March 16, 2009

SATCHMO SCRAPBOOKS:

Mr Jazz's penchant for cut and paste: LOUIS Armstrong was one of a kind. That wide grin, inimitable trumpet sound, gravelly voice and irrepressible optimism combined to make him one of the most influential cultural figures in 20th-century America. (Ashleigh Wilson, March 17, 2009, The Australian)

A passion for collage was one of the least known aspects of Armstrong's life. Viewed out of context - that is, solely as art - the merits of these collages are mixed. But as a visual diary his collages offer a uniquely personal insight into Armstrong's world. The collages feature photographs of Armstrong and others, newspaper clippings, pictures, telegrams, postcards and handwritten notes, all stuck together with sticky tape. "My hobbie is to pick out the different things during what I read and piece them together and (make) a little story of my own," he once said.

Armstrong created about 500 collages between 1953 and 1971. Brower uses dozens of them to illustrate his book, described as a "biography in the form of an art book".

The collages accompanied another hobby Armstrong began about the same time: talking into a reel-to-reel tape recorder for hours at a time, reminiscing and discussing his life and music. On these cardboard tape boxes - as well as in scrapbooks - he would make collages to comment on "African-American life and accomplishments, his career and Hollywood". "For someone who declared himself steadfastly non-political, these pages stand in direct contradiction to that assertion," Brower writes.

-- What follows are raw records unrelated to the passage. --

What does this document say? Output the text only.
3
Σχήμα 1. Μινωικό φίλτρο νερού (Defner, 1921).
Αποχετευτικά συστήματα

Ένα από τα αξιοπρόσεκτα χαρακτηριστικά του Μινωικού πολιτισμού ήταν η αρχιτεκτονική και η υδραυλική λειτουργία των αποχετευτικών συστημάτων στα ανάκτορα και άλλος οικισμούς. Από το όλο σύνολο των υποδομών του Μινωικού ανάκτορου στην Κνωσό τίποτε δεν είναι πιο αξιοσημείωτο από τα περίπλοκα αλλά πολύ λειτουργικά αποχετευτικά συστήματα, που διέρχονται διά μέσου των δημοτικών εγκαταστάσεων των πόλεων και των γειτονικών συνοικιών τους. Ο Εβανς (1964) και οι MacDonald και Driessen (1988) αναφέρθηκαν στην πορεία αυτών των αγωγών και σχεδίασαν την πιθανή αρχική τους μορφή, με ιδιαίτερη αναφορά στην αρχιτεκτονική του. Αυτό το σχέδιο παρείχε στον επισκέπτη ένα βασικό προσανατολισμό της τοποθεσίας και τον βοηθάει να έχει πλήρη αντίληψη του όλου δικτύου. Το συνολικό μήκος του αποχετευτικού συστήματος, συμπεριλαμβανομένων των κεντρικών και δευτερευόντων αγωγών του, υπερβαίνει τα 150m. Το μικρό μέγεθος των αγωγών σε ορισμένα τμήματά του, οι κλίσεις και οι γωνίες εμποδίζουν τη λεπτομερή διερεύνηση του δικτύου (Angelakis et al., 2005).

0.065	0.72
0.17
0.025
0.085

The origins of Armstrong's interest in collage are unknown, Brower writes. But he says the works represent a perfect mixture of high and folk art, "the most jazz-like of all visual art forms".

"As he had done throughout his career, he was creating at once a self-aware art form and a record of the events themselves," he writes. It also wasn't clear whether Armstrong was making these collages, some of which he sent to friends and family, for public display. "As he did with his writing, Louis recorded his personal history and travels, adding to his own myth," according to Brower.

In one collage, he uses newspaper headlines that record his brush with death in 1971, including his quote: "Tell all the cats the Choirmaster up there in Heaven will have to wait for old 'Louis'." Another features a photograph of him and his wife Lucille meeting pope Pius XII.

At the time, the pope had asked Armstrong whether he had any children. "No, but we keep tryin'," he replied.